The Indo-Pacific is a strategic system encompassing the Indian and Pacific oceans, reflecting the expanding interests and reach of China and India as well as the enduring role of the US. The Lowy Institute's International Security program presents a weekly selection of links illuminating the changing security picture in this increasingly connected super-region.
- China's World War II anniversary parade last week has spawned a host of commentary. First, Evan Osnos in The New Yorker on how the real goal of the parade was to 'rally support and pride at home, and in that respect it was a great success.'
- Noah Feldman tried to sort out the mixed signals of the parade: President Xi Jinping's announcement that he would cut military manpower by 300,000 and the reports that five Chinese warships were recently operating near the Alaskan coast.
- Also, China refuses to confirm whether Xi Jinping met with the senior North Korean official who attended the parade, Choe Ryong Hae, Secretary of North Korea's Worker's Party.
- The Pakistani Government has reported that it has killed three militants near the Afghan border with a 'homemade' drone.
- South Korea is sending the ROKS Dae Joyeong to a Japanese naval parade next month, after which it will participate in joint search and rescue exercises with the Japanese Navy.
- Interestingly, the South Korean Navy is reintroducing 12 S-3 Viking anti-submarine warfare aircraft that have been in storage.
- The US, India, Japan and Australia may soon be holding quadrilateral naval drills.
- Last week, Rory Medcalf and I released a Lowy Institute Report on nuclear-armed submarines in the Indo-Pacific. I wrote a blog post on The Interpreter summarising the report, and The Diplomat also carried it.
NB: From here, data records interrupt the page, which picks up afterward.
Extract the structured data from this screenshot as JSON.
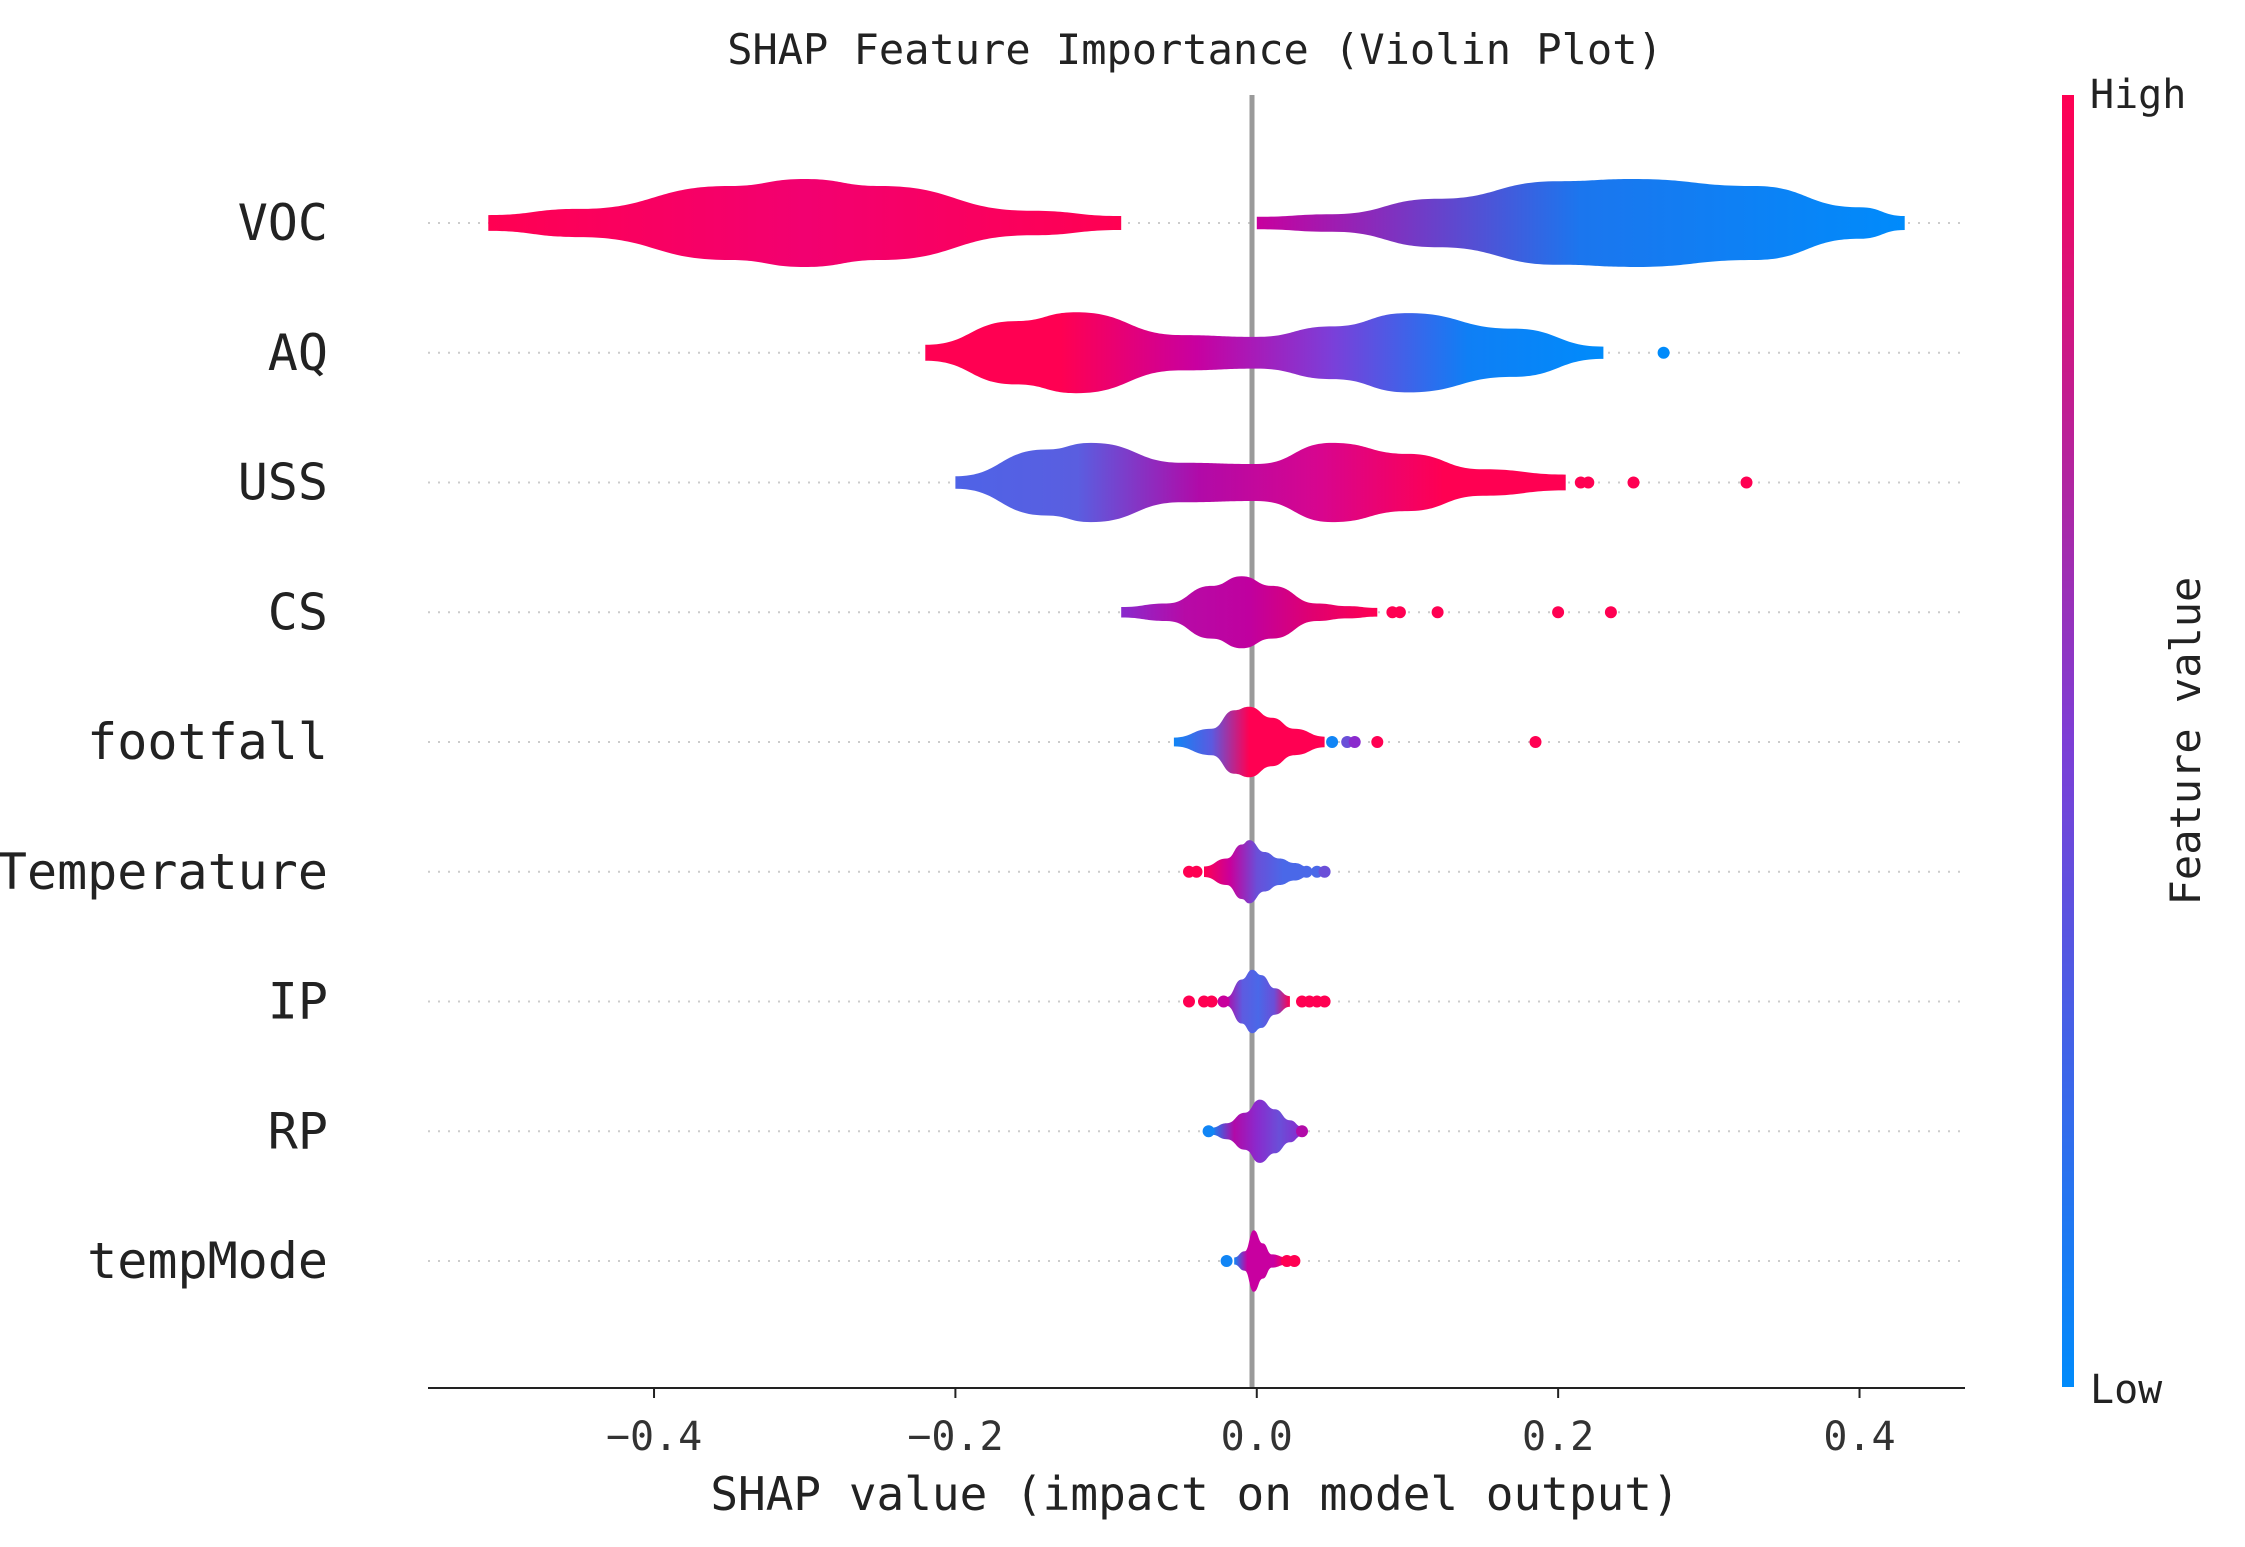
{
  "chart_data": {
    "type": "violin",
    "title": "SHAP Feature Importance (Violin Plot)",
    "xlabel": "SHAP value (impact on model output)",
    "xlim": [
      -0.55,
      0.47
    ],
    "xticks": [
      -0.4,
      -0.2,
      0.0,
      0.2,
      0.4
    ],
    "xtick_labels": [
      "−0.4",
      "−0.2",
      "0.0",
      "0.2",
      "0.4"
    ],
    "colorbar": {
      "label": "Feature value",
      "high": "High",
      "low": "Low",
      "high_color": "#ff0052",
      "low_color": "#008bfb"
    },
    "features": [
      {
        "name": "VOC",
        "bands": [
          {
            "x": [
              -0.51,
              -0.45,
              -0.35,
              -0.3,
              -0.25,
              -0.15,
              -0.09
            ],
            "w": [
              0.18,
              0.32,
              0.84,
              1.0,
              0.84,
              0.28,
              0.16
            ],
            "colors": [
              "#ff0052",
              "#f20070",
              "#ff0052"
            ]
          },
          {
            "x": [
              0.0,
              0.05,
              0.12,
              0.2,
              0.25,
              0.33,
              0.4,
              0.43
            ],
            "w": [
              0.14,
              0.2,
              0.55,
              0.95,
              1.0,
              0.84,
              0.36,
              0.16
            ],
            "colors": [
              "#c8009e",
              "#1b76ee",
              "#008bfb"
            ]
          }
        ],
        "points": []
      },
      {
        "name": "AQ",
        "bands": [
          {
            "x": [
              -0.22,
              -0.16,
              -0.12,
              -0.05,
              0.0,
              0.05,
              0.1,
              0.17,
              0.23
            ],
            "w": [
              0.18,
              0.72,
              0.92,
              0.4,
              0.36,
              0.6,
              0.9,
              0.55,
              0.14
            ],
            "colors": [
              "#ff0052",
              "#ff0052",
              "#c800a0",
              "#7b3fd9",
              "#0f7ff5",
              "#008bfb"
            ]
          }
        ],
        "points": [
          {
            "x": 0.27,
            "c": "#008bfb"
          }
        ]
      },
      {
        "name": "USS",
        "bands": [
          {
            "x": [
              -0.2,
              -0.14,
              -0.11,
              -0.05,
              0.0,
              0.05,
              0.1,
              0.15,
              0.205
            ],
            "w": [
              0.14,
              0.75,
              0.9,
              0.45,
              0.42,
              0.9,
              0.65,
              0.3,
              0.18
            ],
            "colors": [
              "#4e63e7",
              "#5a5ee0",
              "#b10aa8",
              "#d8058e",
              "#ff0052",
              "#ff0052"
            ]
          }
        ],
        "points": [
          {
            "x": 0.215,
            "c": "#ff0052"
          },
          {
            "x": 0.22,
            "c": "#ff0052"
          },
          {
            "x": 0.25,
            "c": "#ff0052"
          },
          {
            "x": 0.325,
            "c": "#ff0052"
          }
        ]
      },
      {
        "name": "CS",
        "bands": [
          {
            "x": [
              -0.09,
              -0.06,
              -0.03,
              -0.01,
              0.01,
              0.04,
              0.06,
              0.08
            ],
            "w": [
              0.12,
              0.2,
              0.6,
              0.82,
              0.6,
              0.2,
              0.14,
              0.1
            ],
            "colors": [
              "#8a2acd",
              "#b70aa6",
              "#c0009f",
              "#e00070",
              "#ff0052"
            ]
          }
        ],
        "points": [
          {
            "x": 0.09,
            "c": "#ff0052"
          },
          {
            "x": 0.095,
            "c": "#ff0052"
          },
          {
            "x": 0.12,
            "c": "#ff0052"
          },
          {
            "x": 0.2,
            "c": "#ff0052"
          },
          {
            "x": 0.235,
            "c": "#ff0052"
          }
        ]
      },
      {
        "name": "footfall",
        "bands": [
          {
            "x": [
              -0.055,
              -0.03,
              -0.015,
              -0.005,
              0.01,
              0.025,
              0.045
            ],
            "w": [
              0.1,
              0.3,
              0.72,
              0.8,
              0.55,
              0.3,
              0.12
            ],
            "colors": [
              "#1185f5",
              "#5b5ae0",
              "#ff0052",
              "#ff0052",
              "#ff0052"
            ]
          }
        ],
        "points": [
          {
            "x": 0.05,
            "c": "#1185f5"
          },
          {
            "x": 0.06,
            "c": "#6a4fd8"
          },
          {
            "x": 0.065,
            "c": "#8a2acd"
          },
          {
            "x": 0.08,
            "c": "#ff0052"
          },
          {
            "x": 0.185,
            "c": "#ff0052"
          }
        ]
      },
      {
        "name": "Temperature",
        "bands": [
          {
            "x": [
              -0.035,
              -0.02,
              -0.01,
              -0.005,
              0.005,
              0.015,
              0.025,
              0.035
            ],
            "w": [
              0.12,
              0.3,
              0.62,
              0.72,
              0.45,
              0.3,
              0.2,
              0.1
            ],
            "colors": [
              "#ff0052",
              "#c8009c",
              "#6a4fd8",
              "#4a68e8",
              "#4a68e8"
            ]
          }
        ],
        "points": [
          {
            "x": -0.045,
            "c": "#ff0052"
          },
          {
            "x": -0.04,
            "c": "#ff0052"
          },
          {
            "x": 0.033,
            "c": "#4a68e8"
          },
          {
            "x": 0.04,
            "c": "#4a68e8"
          },
          {
            "x": 0.045,
            "c": "#6a4fd8"
          }
        ]
      },
      {
        "name": "IP",
        "bands": [
          {
            "x": [
              -0.02,
              -0.01,
              -0.003,
              0.003,
              0.012,
              0.022
            ],
            "w": [
              0.1,
              0.5,
              0.72,
              0.6,
              0.3,
              0.12
            ],
            "colors": [
              "#b10aa8",
              "#5e5be0",
              "#4a68e8",
              "#6a4fd8",
              "#ff0052"
            ]
          }
        ],
        "points": [
          {
            "x": -0.045,
            "c": "#ff0052"
          },
          {
            "x": -0.035,
            "c": "#ff0052"
          },
          {
            "x": -0.03,
            "c": "#ff0052"
          },
          {
            "x": -0.022,
            "c": "#c8009c"
          },
          {
            "x": 0.03,
            "c": "#ff0052"
          },
          {
            "x": 0.035,
            "c": "#ff0052"
          },
          {
            "x": 0.04,
            "c": "#ff0052"
          },
          {
            "x": 0.045,
            "c": "#ff0052"
          }
        ]
      },
      {
        "name": "RP",
        "bands": [
          {
            "x": [
              -0.03,
              -0.02,
              -0.008,
              0.002,
              0.012,
              0.022,
              0.03
            ],
            "w": [
              0.08,
              0.18,
              0.42,
              0.72,
              0.5,
              0.25,
              0.1
            ],
            "colors": [
              "#1185f5",
              "#b10aa8",
              "#8a2acd",
              "#6a4fd8",
              "#8a2acd"
            ]
          }
        ],
        "points": [
          {
            "x": -0.032,
            "c": "#1185f5"
          },
          {
            "x": 0.03,
            "c": "#b10aa8"
          }
        ]
      },
      {
        "name": "tempMode",
        "bands": [
          {
            "x": [
              -0.015,
              -0.008,
              -0.002,
              0.004,
              0.01,
              0.02
            ],
            "w": [
              0.08,
              0.22,
              0.7,
              0.4,
              0.15,
              0.08
            ],
            "colors": [
              "#1185f5",
              "#c800a0",
              "#c800a0",
              "#c800a0",
              "#ff0052"
            ]
          }
        ],
        "points": [
          {
            "x": -0.02,
            "c": "#1185f5"
          },
          {
            "x": 0.02,
            "c": "#ff0052"
          },
          {
            "x": 0.025,
            "c": "#ff0052"
          }
        ]
      }
    ]
  }
}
- The US and Malaysia are reportedly holding talks on expanding the use of Malaysian territory for US intelligence gathering in the South China Sea.
- The Bulletin of the Atomic Scientists has published its most recent analysis of Indian nuclear forces by Hans M. Kristensen and Robert S. Norris. Of particular note is the authors' conclusion that:
After nearly two decades of concentrating on competition with Pakistan, India's nuclear outlook now seems to be focused more toward its future strategic relationship with China.